Here is the text of 17b-21 (NASB)
in the presence of Him whom he believed, that is, God, who gives life to the dead and calls into being things that do not exist. 18 In hope against hope he believed, so that he might become a father of many nations according to that which had been spoken, “So shall your [s]descendants be.” 19 Without becoming weak in faith he contemplated his own body, now as good as dead since he was about a hundred years old, and the deadness of Sarah’s womb; 20 yet, with respect to the promise of God, he did not waver in unbelief but grew strong in faith, giving glory to God, 21 and being fully assured that what God had promised, He was able also to perform.
The word “waver” (diakrino) points us to James 1. We are to bring our requests to God in faith without wavering. James describes the one who wavers as like a wave of the sea, and as double minded and unstable. Faithful Abraham, by contrast, was assured that God could perform him promise even though both Abraham and Sarah were dead in terms of reproductive ability. Faith steadfastly relies on God. (Let us be thankful, though, that Jesus can work with faith the size of a grain of mustard seed and can help our unbelief.)
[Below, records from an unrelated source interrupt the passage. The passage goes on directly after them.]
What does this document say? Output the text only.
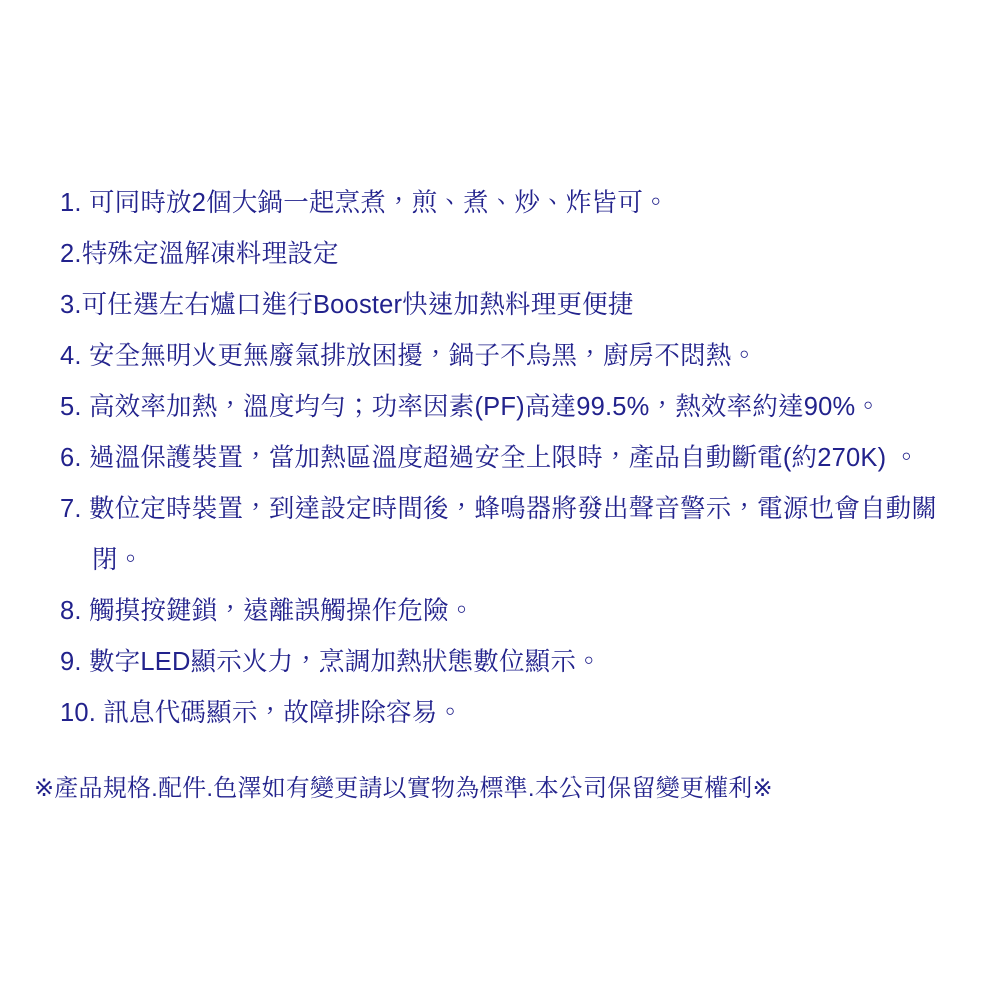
1. 可同時放2個大鍋一起烹煮，煎、煮、炒、炸皆可。
2.特殊定溫解凍料理設定
3.可任選左右爐口進行Booster快速加熱料理更便捷
4. 安全無明火更無廢氣排放困擾，鍋子不烏黑，廚房不悶熱。
5. 高效率加熱，溫度均勻；功率因素(PF)高達99.5%，熱效率約達90%。
6. 過溫保護裝置，當加熱區溫度超過安全上限時，產品自動斷電(約270K) 。
7. 數位定時裝置，到達設定時間後，蜂鳴器將發出聲音警示，電源也會自動關閉。
8. 觸摸按鍵鎖，遠離誤觸操作危險。
9. 數字LED顯示火力，烹調加熱狀態數位顯示。
10. 訊息代碼顯示，故障排除容易。
※產品規格.配件.色澤如有變更請以實物為標準.本公司保留變更權利※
When Paul references God’s ability to give life to the dead and call into being the things that do not exist (4:17). He likely refers not only to Isaac’s conception and birth, but also to the time when Abraham received him back alive from the altar of sacrifice. Hebrews 11 describes the role of faith in both incidents. Sarah received the ability to conceive seed because she considered God to be faithful and relied on his promise. (Note: the beautiful reminder that Sarah’s faith was involved in the promise to Abraham.) God called into being that which did not exist. Abraham offered up Isaac, the son whom God had promised would make him a father of many nations, because he believed that God could raise Isaac from the dead. Faith steadfastly relies on God.
Romans 4:22 attributes Abraham’s justification to this steadfast reliance on God: “Wherefore (dio) it was counted to him for righteousness.” This is to teach us, Paul says, that all who similarly rely on God who raised the Lord Jesus from the dead can be justified, just like Abraham who relied on the fact that God could raise Isaac from the dead.
Discussions of the nature of faith can quickly become contentious. Is faith purely passive? Or is active? How sharply should we distinguish between faith itself and the things that are done by faith? Is that even a helpful distinction? Without wading into a philosophical-psychological-theological morass we can observe a few things based on how the NT handles the story of Abraham. Romans says Abraham was justified by faith in God’s promise that he would become the father of many nations. Hebrews says he offered up his son “by faith” (pistei, dative case). James connects the dots. James says that Abraham’s faith was completed when he put Isaac on the altar and that this fulfilled the earlier statement (before Isaac was born) about Abraham’s faith being counted for righteousness. On this basis, James asserts that a person is justified by works. He does not mean that one can be justified by keeping Torah or by any supposed method of putting God in his debt. He is referring to the actions that complete one’s steadfast reliance on God.
For some practical direction for our own faith, consider the words of Hebrews 10:32-39. This is the preface to the famous “Hall of Faith” in Hebrews 11. Paul calls them to remember the difficult days when they were first enlightened. They are to remember the suffering and hardship, the mockery of others, their fellowship with those who suffered, their willingness to lose their property because of their confidence in better things to come. They are to remember this and not throw away their confidence. They need endurance to continue this path, “that when you have done the will of God, you may receive what is promised.” The Lord is coming and the one who righteous from faith (justified by faith) will live. The one who “shrinks back” will not experience the pleasure of the Lord, but rather destruction. The readers are urged to remember their past and continue steadfastly in living out their identity as people of faith.
The choice before us is between shrinking back in fear or laziness and pressing on in faith running the race before us with steadfastness. Let us present our mustard seeds, and let us pray “Lord I believe, help my unbelief.”